Verfahren zur Sterbehilfe ohne Müller

  13.03.2018 | 10:02 Uhr

Der Verfassungsrichter und frühere Ministerpräsident Peter Müller darf sich nicht an einem Verfahren des Bundesverfassungsgerichts zur Sterbehilfe beteiligen. Hintergrund ist die Besorgnis der Befangenheit.

Wie das Gericht mitteilte, hat der zweite Senat beschlossen, dass über eine Verfassungsbeschwerde gegen das Verbot der geschäftsmäßigen Förderung der Selbsttötung ohne Müller entschieden wird. Hintergrund ist demnach Müllers klare Position in der Frage als saarländischer Regierungschef.

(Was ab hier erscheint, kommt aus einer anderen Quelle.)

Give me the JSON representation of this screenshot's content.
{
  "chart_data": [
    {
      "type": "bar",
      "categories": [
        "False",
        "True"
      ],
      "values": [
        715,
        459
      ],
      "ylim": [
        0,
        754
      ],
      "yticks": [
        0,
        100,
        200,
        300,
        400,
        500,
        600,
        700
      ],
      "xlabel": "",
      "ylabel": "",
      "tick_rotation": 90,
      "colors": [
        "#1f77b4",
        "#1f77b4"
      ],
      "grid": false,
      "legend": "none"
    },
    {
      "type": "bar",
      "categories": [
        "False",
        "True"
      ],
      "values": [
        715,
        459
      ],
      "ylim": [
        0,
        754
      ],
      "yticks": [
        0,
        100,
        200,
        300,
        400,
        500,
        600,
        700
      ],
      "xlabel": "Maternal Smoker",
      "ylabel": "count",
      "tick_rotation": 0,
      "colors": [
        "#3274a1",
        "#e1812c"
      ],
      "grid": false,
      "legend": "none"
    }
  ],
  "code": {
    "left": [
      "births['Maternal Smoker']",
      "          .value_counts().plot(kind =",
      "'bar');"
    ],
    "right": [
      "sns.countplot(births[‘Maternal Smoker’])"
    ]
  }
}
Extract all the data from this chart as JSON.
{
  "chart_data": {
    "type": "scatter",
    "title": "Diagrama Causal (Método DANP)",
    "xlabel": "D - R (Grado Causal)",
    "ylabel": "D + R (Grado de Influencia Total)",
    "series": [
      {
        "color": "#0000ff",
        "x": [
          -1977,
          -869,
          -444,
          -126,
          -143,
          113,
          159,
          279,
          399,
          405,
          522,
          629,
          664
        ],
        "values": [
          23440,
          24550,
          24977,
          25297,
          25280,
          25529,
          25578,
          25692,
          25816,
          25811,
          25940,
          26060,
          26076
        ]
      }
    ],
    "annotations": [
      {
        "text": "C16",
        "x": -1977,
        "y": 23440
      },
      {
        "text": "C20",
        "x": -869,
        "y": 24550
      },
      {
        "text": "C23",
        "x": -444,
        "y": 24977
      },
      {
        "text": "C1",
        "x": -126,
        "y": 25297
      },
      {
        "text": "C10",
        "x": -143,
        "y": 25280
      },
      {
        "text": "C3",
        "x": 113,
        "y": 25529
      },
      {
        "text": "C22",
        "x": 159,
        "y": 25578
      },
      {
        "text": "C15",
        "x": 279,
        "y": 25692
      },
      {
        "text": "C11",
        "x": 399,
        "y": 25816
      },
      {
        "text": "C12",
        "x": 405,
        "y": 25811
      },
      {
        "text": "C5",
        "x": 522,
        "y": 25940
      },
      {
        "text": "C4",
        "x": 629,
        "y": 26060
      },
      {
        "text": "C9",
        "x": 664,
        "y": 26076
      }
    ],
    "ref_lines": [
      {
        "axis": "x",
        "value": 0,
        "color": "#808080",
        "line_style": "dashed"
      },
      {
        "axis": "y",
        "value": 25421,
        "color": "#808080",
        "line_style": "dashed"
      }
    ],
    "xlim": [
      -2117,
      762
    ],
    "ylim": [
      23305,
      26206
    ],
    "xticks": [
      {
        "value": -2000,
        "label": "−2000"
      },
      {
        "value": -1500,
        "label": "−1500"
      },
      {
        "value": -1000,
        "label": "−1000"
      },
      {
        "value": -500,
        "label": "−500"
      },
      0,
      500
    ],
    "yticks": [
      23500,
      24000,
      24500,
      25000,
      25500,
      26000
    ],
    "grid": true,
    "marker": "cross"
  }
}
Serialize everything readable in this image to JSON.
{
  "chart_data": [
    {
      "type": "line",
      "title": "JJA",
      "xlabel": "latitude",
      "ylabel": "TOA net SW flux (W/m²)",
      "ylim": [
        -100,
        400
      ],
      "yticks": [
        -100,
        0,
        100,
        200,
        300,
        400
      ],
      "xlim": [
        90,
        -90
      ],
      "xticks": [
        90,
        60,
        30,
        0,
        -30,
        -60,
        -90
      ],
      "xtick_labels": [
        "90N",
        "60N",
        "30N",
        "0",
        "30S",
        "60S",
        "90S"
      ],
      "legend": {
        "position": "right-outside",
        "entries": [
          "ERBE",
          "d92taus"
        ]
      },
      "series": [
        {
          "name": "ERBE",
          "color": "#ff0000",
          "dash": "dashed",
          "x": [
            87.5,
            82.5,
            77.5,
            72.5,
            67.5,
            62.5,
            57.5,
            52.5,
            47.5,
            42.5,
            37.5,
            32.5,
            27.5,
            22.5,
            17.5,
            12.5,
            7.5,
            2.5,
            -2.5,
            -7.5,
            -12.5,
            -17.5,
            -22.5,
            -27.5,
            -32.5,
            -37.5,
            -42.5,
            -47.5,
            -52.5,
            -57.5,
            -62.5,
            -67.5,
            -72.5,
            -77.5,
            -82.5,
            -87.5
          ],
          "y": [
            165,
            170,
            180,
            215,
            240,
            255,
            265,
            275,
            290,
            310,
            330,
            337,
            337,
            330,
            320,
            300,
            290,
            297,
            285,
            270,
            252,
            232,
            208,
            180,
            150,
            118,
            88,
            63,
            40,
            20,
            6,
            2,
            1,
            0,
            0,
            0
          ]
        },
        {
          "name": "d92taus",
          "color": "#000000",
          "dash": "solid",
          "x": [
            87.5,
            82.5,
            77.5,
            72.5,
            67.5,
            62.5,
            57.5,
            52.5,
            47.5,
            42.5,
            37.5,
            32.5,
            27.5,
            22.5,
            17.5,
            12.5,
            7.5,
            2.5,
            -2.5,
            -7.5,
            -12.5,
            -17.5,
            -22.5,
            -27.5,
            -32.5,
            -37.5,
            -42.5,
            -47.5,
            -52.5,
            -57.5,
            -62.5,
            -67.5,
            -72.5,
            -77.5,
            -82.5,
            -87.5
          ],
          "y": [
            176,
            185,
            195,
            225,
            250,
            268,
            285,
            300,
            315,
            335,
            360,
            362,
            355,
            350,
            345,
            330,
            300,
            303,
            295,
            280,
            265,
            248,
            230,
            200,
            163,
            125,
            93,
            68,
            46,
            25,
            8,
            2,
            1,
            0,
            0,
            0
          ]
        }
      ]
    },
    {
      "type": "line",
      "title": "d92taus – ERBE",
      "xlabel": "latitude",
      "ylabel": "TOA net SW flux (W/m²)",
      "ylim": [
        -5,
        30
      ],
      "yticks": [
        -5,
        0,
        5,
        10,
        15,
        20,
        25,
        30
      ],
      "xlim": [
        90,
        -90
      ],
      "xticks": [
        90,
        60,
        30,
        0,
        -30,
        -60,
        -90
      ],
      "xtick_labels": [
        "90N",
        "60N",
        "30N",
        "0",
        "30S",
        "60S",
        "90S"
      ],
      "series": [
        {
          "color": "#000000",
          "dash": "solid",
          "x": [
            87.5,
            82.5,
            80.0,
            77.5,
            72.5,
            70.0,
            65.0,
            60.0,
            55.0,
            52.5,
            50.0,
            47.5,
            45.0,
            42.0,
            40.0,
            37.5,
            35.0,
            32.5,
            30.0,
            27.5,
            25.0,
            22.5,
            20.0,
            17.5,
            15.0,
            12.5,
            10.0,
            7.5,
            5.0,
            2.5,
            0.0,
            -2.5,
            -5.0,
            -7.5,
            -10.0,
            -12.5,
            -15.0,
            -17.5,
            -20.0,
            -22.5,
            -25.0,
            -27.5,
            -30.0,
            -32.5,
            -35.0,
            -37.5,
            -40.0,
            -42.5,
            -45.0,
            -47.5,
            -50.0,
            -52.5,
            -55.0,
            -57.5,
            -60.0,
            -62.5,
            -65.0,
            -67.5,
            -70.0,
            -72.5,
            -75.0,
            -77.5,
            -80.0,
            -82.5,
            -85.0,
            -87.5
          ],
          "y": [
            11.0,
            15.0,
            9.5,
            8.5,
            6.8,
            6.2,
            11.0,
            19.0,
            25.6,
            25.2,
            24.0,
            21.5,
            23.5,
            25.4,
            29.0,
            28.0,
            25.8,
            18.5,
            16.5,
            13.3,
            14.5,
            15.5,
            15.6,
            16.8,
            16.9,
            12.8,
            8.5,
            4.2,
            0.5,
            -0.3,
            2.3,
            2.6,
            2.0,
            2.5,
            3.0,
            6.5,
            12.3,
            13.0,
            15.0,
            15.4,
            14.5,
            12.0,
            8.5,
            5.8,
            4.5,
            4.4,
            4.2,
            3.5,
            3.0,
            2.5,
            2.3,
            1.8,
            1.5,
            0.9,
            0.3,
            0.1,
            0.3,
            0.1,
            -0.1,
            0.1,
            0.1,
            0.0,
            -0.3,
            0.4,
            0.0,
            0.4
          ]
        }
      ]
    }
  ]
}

Müller hatte sich als Ministerpräsident gegen aktive Sterbehilfe ausgesprochen und auch einen Gesetzentwurf in den Bundesrat eingebracht. In einer Gesamtbetrachtung habe sich Müller vor seiner Wahl zum Verfassungsrichter als Regierungschef "in einer klaren inhaltlichen, das nunmehr anhängige Verfahren unmittelbar betreffenden Art und Weise positioniert", erklärte das höchste deutsche Gericht in Karlsruhe.

Los entscheidet über Müllers Vertreter

Das Verfassungsgericht wies ausdrücklich darauf hin, Maßstab für eine Besorgnis der Befangenheit sei nicht, "ob ein Richter tatsächlich parteilich oder befangen ist". Es gehe darum, ob Verfahrensbeteiligte Anlass haben könnten, "an der Unvoreingenommenheit des Richters zu zweifeln". Als Vertreter Müllers in dem Verfahren wird durch ein Los ein Richter des ersten Senats des Bundesverfassungsgerichts bestimmt.

Über dieses Thema wurde auch in den Hörfunknachrichten vom 13.03.2018 berichtet.